I have a simple class 'A' with the following contents:
class A {
public:
struct data_t {
int32_t val;
data_t(int32_t _val) :
val(_val) {
;
};
};
A& operator << (const data_t &data) {
printf("[%s] %d\n", __func__, data.val);
return *this;
};
void func(const data_t &data) {
printf("[%s] %d\n", __func__, data.val);
}
};
I tried the following codes and got:
A a;
a<<{100}; //"expected primary-expression before ‘{’ token"
a<<A::data_t{100}; //OK.
a.func({100}); //OK.
Why a<<{100}; is NG and a.func({100}); is OK?
I don't want to use the second sentence because it is too long and complicated to read.

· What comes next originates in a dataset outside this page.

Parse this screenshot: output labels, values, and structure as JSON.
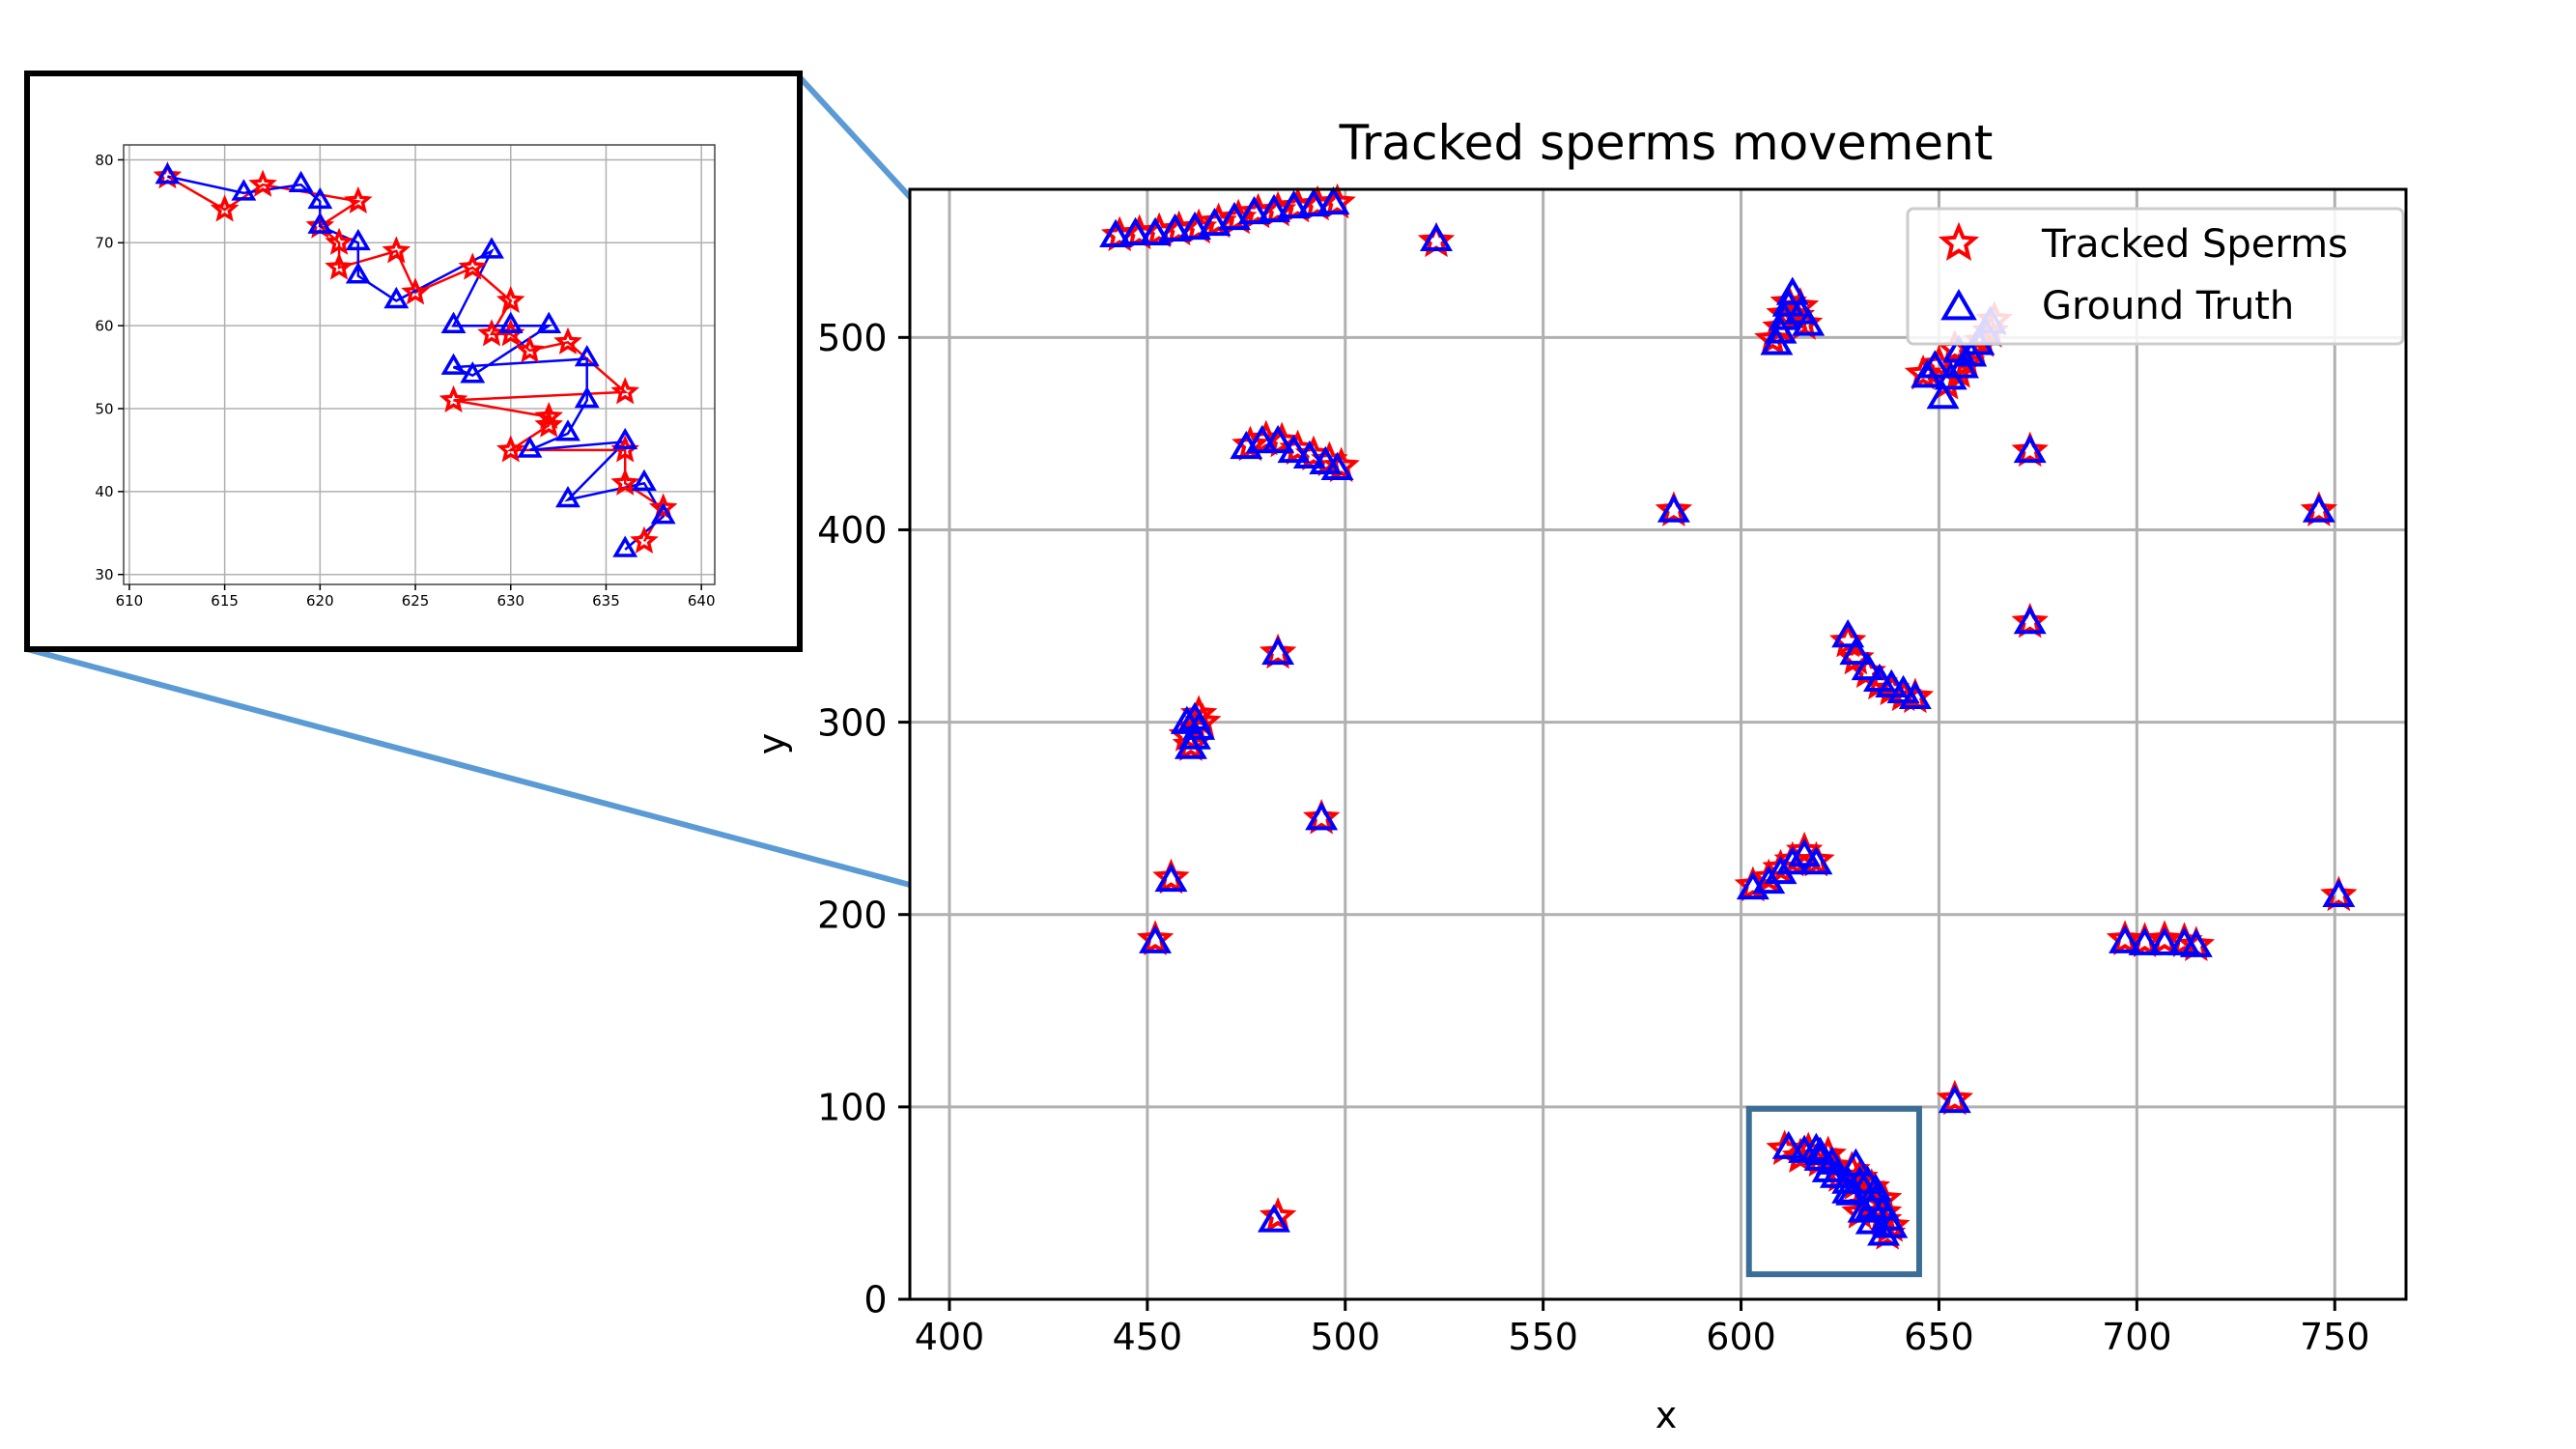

CodePudding user response:
Since A::data_t
has a conversion constructor (a non-explicit single-argument constructor) the compiler can do implicit conversions from int32_t
to A::data_t
.
That means you can simply do e.g.
a << 100;
CodePudding user response:
Why a<<{100}; is NG and a.func({100}); is OK?
The grammar of the language simply only allows braced initializer lists in certain places. As operand to (arithmetic) operators in expressions it is generally not allowed, even thought one might be able to make sense of it for overloaded operators.
Braced initializer lists are potentially allowed:
- in initializers of variables, class members,
new
expressions, default arguments (for function parameters and non-type template parameters) - after a type specifier (functional type conversion notation)
- as arguments in function calls and template arguments
- as right-hand side of assignment
- as operand to
return
,co_return
andco_yield
- as initializer in a range-
for
Assuming I didn't forget any case, they cannot be used anywhere else.